LGV Capital

Fix and Flip Loan Requirements in 2026 (Rates, LTV & How to Qualify)

Introduction to Fix and Flip Loans

Fix and flip investing remains one of the fastest ways to generate profits in real estate—but success depends heavily on getting the right financing quickly.

In 2026, fix and flip loans (also known as hard money loans) continue to be the go-to solution for investors who need:

• Fast closings
• Flexible terms
• High leverage

This guide breaks down exact fix and flip loan requirements, what lenders look for, and how to get approved fast.
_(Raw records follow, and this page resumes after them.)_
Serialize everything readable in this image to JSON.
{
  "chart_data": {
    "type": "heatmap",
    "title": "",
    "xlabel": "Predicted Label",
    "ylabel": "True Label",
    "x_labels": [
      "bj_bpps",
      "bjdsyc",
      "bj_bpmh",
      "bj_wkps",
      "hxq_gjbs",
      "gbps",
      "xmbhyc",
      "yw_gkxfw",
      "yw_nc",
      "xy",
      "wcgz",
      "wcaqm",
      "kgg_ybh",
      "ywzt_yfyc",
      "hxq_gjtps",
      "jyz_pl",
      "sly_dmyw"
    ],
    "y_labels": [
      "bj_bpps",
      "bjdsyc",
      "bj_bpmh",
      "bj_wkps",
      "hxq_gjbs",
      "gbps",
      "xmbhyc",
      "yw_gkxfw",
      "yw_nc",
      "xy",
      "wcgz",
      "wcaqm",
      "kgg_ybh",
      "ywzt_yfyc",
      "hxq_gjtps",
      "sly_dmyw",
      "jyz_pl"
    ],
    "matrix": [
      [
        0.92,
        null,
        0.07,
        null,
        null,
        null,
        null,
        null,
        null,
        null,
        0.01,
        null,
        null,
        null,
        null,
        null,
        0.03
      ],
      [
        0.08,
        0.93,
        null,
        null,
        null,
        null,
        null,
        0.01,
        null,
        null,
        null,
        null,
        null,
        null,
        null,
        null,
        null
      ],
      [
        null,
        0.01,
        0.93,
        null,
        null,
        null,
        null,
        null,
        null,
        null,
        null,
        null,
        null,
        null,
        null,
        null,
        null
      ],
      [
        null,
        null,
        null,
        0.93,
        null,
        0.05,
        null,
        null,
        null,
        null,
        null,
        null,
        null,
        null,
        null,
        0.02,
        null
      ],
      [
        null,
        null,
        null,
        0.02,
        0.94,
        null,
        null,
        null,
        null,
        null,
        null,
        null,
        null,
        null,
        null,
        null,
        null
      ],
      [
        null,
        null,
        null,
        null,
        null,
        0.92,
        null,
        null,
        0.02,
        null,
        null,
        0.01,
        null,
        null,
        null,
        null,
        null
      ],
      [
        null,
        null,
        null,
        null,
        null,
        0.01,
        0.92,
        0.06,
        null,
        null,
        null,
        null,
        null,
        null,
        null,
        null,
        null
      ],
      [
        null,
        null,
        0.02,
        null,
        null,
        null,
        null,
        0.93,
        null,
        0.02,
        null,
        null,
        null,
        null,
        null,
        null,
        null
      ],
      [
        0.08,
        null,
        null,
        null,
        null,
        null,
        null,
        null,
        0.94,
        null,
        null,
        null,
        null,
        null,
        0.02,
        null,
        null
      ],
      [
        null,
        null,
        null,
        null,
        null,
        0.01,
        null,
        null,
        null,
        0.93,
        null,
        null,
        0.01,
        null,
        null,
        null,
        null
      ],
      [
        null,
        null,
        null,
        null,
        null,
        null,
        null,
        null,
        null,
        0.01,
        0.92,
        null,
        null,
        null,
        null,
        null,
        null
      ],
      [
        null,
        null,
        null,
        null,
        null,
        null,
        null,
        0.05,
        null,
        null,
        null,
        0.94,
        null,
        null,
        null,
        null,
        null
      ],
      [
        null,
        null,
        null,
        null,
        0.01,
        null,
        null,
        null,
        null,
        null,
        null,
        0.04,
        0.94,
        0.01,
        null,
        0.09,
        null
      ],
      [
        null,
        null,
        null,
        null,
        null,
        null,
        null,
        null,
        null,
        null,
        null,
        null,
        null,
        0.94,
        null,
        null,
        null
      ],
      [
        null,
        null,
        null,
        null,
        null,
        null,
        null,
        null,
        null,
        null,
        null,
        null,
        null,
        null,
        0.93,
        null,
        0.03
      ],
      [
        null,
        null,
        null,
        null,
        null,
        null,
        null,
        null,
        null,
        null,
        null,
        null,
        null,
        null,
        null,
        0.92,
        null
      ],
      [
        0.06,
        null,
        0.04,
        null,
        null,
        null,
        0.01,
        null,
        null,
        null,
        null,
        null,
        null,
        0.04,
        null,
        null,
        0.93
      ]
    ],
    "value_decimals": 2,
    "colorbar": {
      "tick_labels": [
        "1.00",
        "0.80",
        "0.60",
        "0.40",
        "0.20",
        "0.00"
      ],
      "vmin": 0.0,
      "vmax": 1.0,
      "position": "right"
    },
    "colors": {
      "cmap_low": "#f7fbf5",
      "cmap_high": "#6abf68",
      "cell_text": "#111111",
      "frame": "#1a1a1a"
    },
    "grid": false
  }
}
What Is a Fix and Flip Loan?

A fix and flip loan is a short-term, asset-based loan designed for real estate investors who plan to:

Purchase a property
Renovate it
Sell it for a profit
Unlike traditional mortgages, these loans focus more on the deal itself rather than your personal income.

 
Fix and Flip Loan Requirements in 2026

While requirements vary by lender, most fix and flip loans are based on a few key factors:

✅ Credit Score
Typically 620+ preferred
Lower scores may be accepted with strong deals or experience
 
✅ Down Payment / Skin in the Game
Usually 10%–20% of the purchase price
Some lenders offer higher leverage for experienced investors
 
✅ Deal Strength (Most Important)
Lenders prioritize the numbers:

Purchase price
Rehab budget
After Repair Value (ARV)
Profit margin
👉 A strong deal can outweigh weaker credit or experience.

 
✅ Experience Level
First-time investors can qualify
Experienced flippers often get:Better rates
Higher leverage
Faster approvals
 
✅ Exit Strategy
You must clearly show how you’ll repay the loan:

Sell the property
Refinance into a rental loan
👉 This is critical for approval.

 
Typical Fix and Flip Loan Terms (2026)
Here’s what most investors can expect:

Up to 85%–90% of purchase price
Up to 100% of rehab costs
Loan terms: 6–12 months
Closing timeline: 7–14 days
Interest-only payments (in many cases)
👉 Speed and flexibility are the biggest advantages.

 
Example Fix and Flip Deal
Understanding real numbers makes a big difference.

Deal Scenario:

Purchase Price: $250,000
Rehab Budget: $75,000
After Repair Value (ARV): $400,000
Loan Structure:

90% of purchase = $225,000
100% rehab financed
Outcome:

Total Investment: ~$25,000–$35,000 out of pocket
Potential Profit: ~$50,000–$70,000
👉 This is why leverage matters in fix and flip investing.

 
How to Get Approved for a Fix and Flip Loan Fast
If you want to move quickly and win deals, preparation is key.

🔹 Have Your Deal Ready
Purchase price
Rehab estimate
ARV (after repair value)
 
🔹 Show a Clear Plan
Timeline for renovation
Exit strategy (sell or refinance)
 
🔹 Work With Investor-Focused Lenders
Traditional banks are slow and restrictive.

Private lenders offer:

Faster approvals
More flexible underwriting
Deal-based decisions
 
🔹 Be Ready to Act Quickly
The best deals go fast—your financing needs to match.

 
Fix and Flip Loans vs Other Financing Options
Fix and Flip vs Bridge Loans
Very similar
Fix & flip loans are more tailored to renovation projects
 
Fix and Flip vs DSCR Loans
Fix & Flip: Short-term, for selling
DSCR: Long-term, for rental properties
👉 Many investors use a fix and flip loan, then refinance into a DSCR loan if they decide to hold.

 
Common Mistakes to Avoid
❌ Underestimating rehab costs
❌ Overestimating ARV
❌ Not having a clear exit strategy
❌ Waiting too long to secure financing
👉 These can quickly eat into your profits.

 
Frequently Asked Questions
How fast can you close a fix and flip loan?
Most deals close in 7–14 days, sometimes faster.

 
Can I get a fix and flip loan with bad credit?
Yes—many lenders focus more on the deal than your credit score.

 
What is the maximum LTV?
Up to 90% of purchase and 100% of rehab, depending on experience.

 
Do I need experience to qualify?
No, but experience helps you get better terms.

 
Final Thoughts
Fix and flip loans are one of the most powerful tools for real estate investors in 2026.

If you:

Find strong deals
Move quickly
Use leverage wisely
👉 You can scale your investing business much faster.